A pior alternativa para um exame comparativo entre os resultados econômicos dos oito anos de FHC no governo federal, dos 12 dos tucanos no governo estadual e dos quatro dos petistas no governo federal é desviar o foco para qualquer outro campo. Mais que isso: a vantagem do governo Lula da Silva é constatação que se circunscreve ao território do Grande ABC. Não entram nessa contabilidade indicadores macroeconômicos diversos como crescimento do PIB (Produto Interno Bruto), inflação, câmbio, juros, ou elementos microeconômicos, como reforma trabalhista, reforma fiscal, estrangulamento da infra-estrutura, investimentos em Ciência e Tecnologia, entre tantos. Não devem ser contadas também intervenções sociais nas áreas de saúde e educação, na maioria dos casos recursos carimbados, ou seja, de aplicação constitucional obrigatória. O embate está focado em vetores econômicos regionais e nas repercussões sociais decorrentes disso.
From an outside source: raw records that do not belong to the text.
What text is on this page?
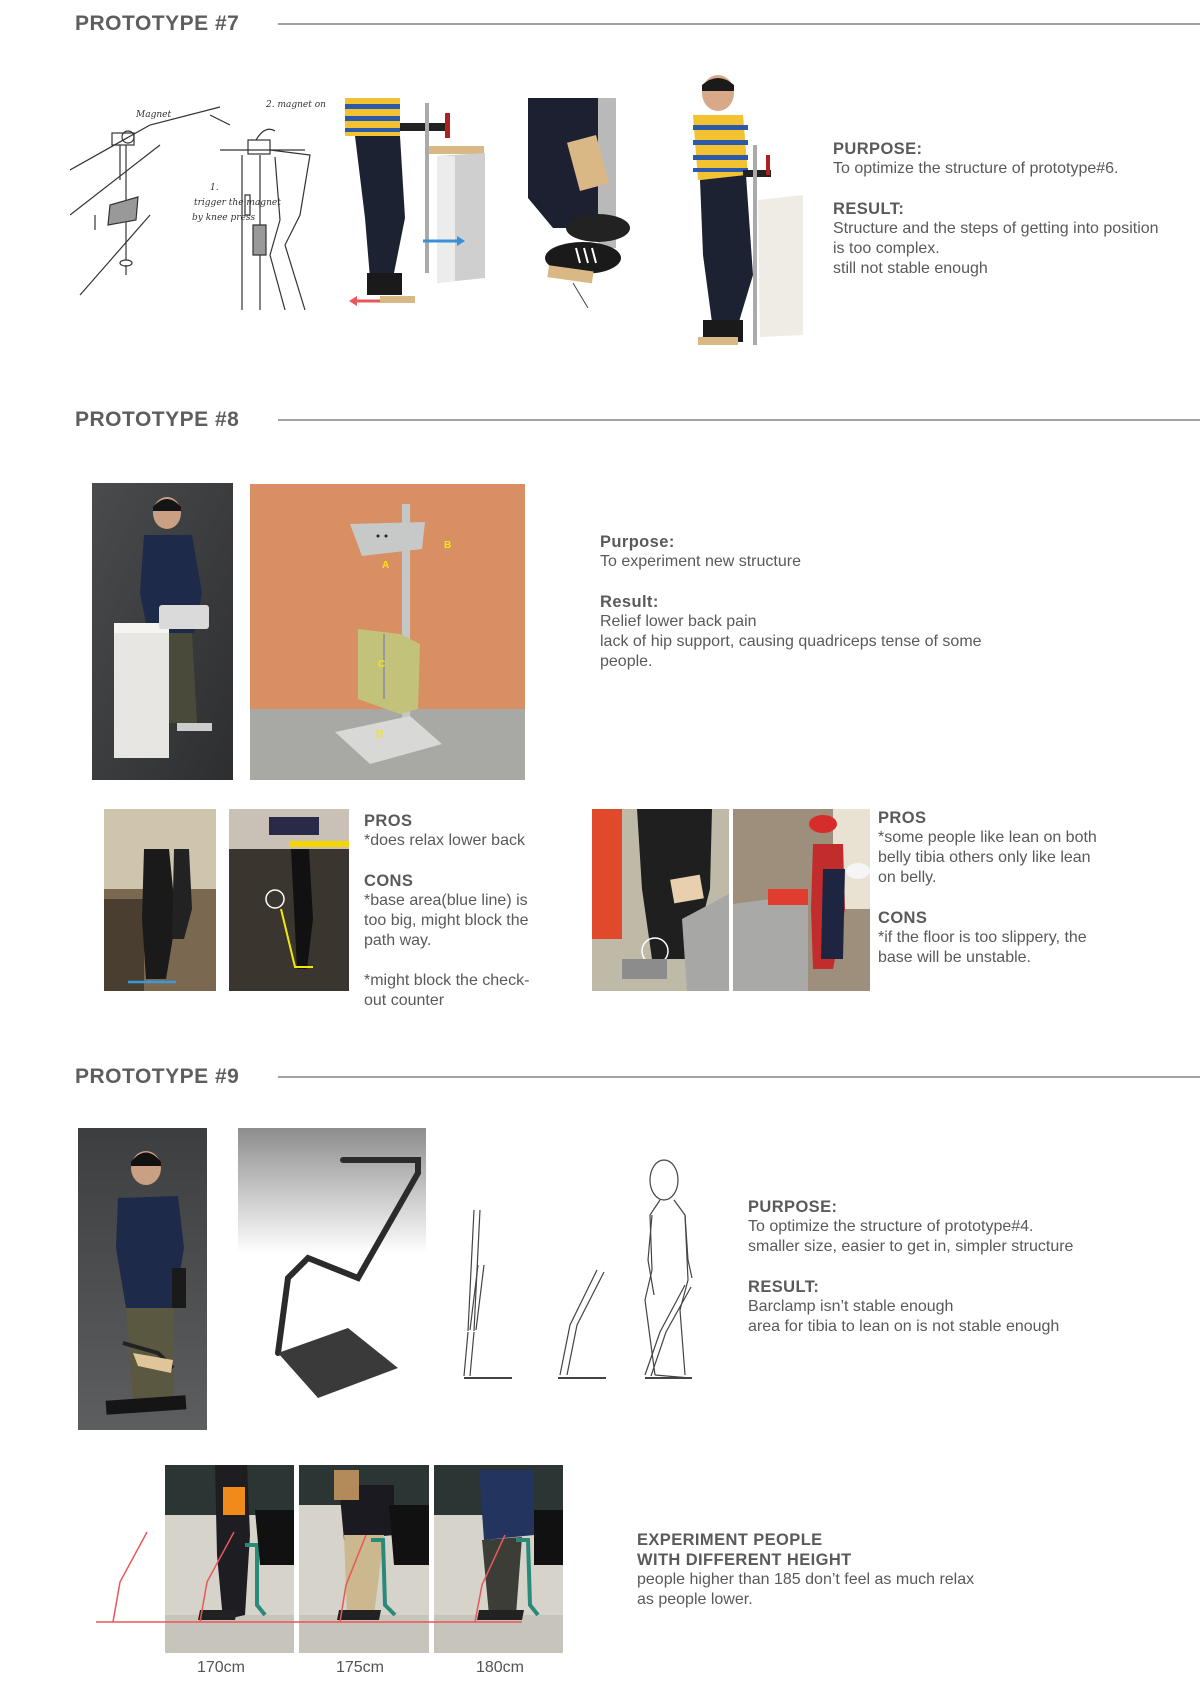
PROTOTYPE #7
Magnet
2. magnet on
1.
trigger the magnet
by knee press
PURPOSE:
To optimize the structure of prototype#6.
RESULT:
Structure and the steps of getting into position
is too complex.
still not stable enough
PROTOTYPE #8
A
B
C
D
Purpose:
To experiment new structure
Result:
Relief lower back pain
lack of hip support, causing quadriceps tense of some
people.
PROS
*does relax lower back
CONS
*base area(blue line) is
too big, might block the
path way.
*might block the check-
out counter
PROS
*some people like lean on both
belly tibia others only like lean
on belly.
CONS
*if the floor is too slippery, the
base will be unstable.
PROTOTYPE #9
PURPOSE:
To optimize the structure of prototype#4.
smaller size, easier to get in, simpler structure
RESULT:
Barclamp isn’t stable enough
area for tibia to lean on is not stable enough
170cm	175cm	180cm
EXPERIMENT PEOPLE
WITH DIFFERENT HEIGHT
people higher than 185 don’t feel as much relax
as people lower.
A vantagem do governo Lula da Silva, entretanto, está muito abaixo da potencial recuperação do tecido regional depois das perdas e dos danos dos anos 1990. Em comum entre os dois períodos — dos governos tucanos e do governo petista — segue o quase funeral institucional do Grande ABC. A mobilização de representantes governamentais, econômicos e sociais como legítima expressão do direito de exigir investimentos ao retorno prático dos recursos fiscais extraídos de pessoas físicas e jurídicas locais está a léguas de distância das crateras que se abriram na qualidade de vida regional.


A ausência de interlocução estratégica entre o Grande ABC, o Palácio dos Bandeirantes e o Palácio do Planalto coloca em situação de igualdade a disputa entre petistas e tucanos no campo diplomático, bem como ajuda a explicar por que a região acusa há tanto tempo estocadas de um modelo de concentração econômica nas grandes empresas, em detrimento da raquitinização das pequenas e médias. Nesse ponto, o governo Lula da Silva tem carga de culpabilidade menor apenas porque está um terço do tempo no poder em relação ao trio FHC-Covas-Alckmin. Entretanto, faltou-lhe no mínimo sensibilidade para preencher espaço dolorosamente inobservado pelos tucanos.


É inconcebível que o Grande ABC não tenha massa crítica suficiente para juntar pedaços de um quebra-cabeças de interesses conflitantes de agremiações políticas para encontrar o caminho das pedras da racionalidade institucional. A resposta para esse desafio é simples: um representante do governo estadual e um representante do governo federal atuariam permanentemente em colaboração com organizações locais com o objetivo claro de priorizar medidas que possam reequilibrar a atividade econômica na região.


Fisicamente mais próximo, o governo estadual tem repetido desdém ao Grande ABC. O dilúvio que atingiu montadoras e autopeças locais é emblemático. As imprevidentes decisões de Fernando Henrique Cardoso foram olimpicamente ignoradas por agentes locais e estaduais. A festejada Câmara Regional de Desenvolvimento Econômico, com o então governador Mário Covas na dianteira, não passou de fábrica de promessas jamais cumpridas, de usina de dispersão temática e de centro tecnológico de cenários virtuais.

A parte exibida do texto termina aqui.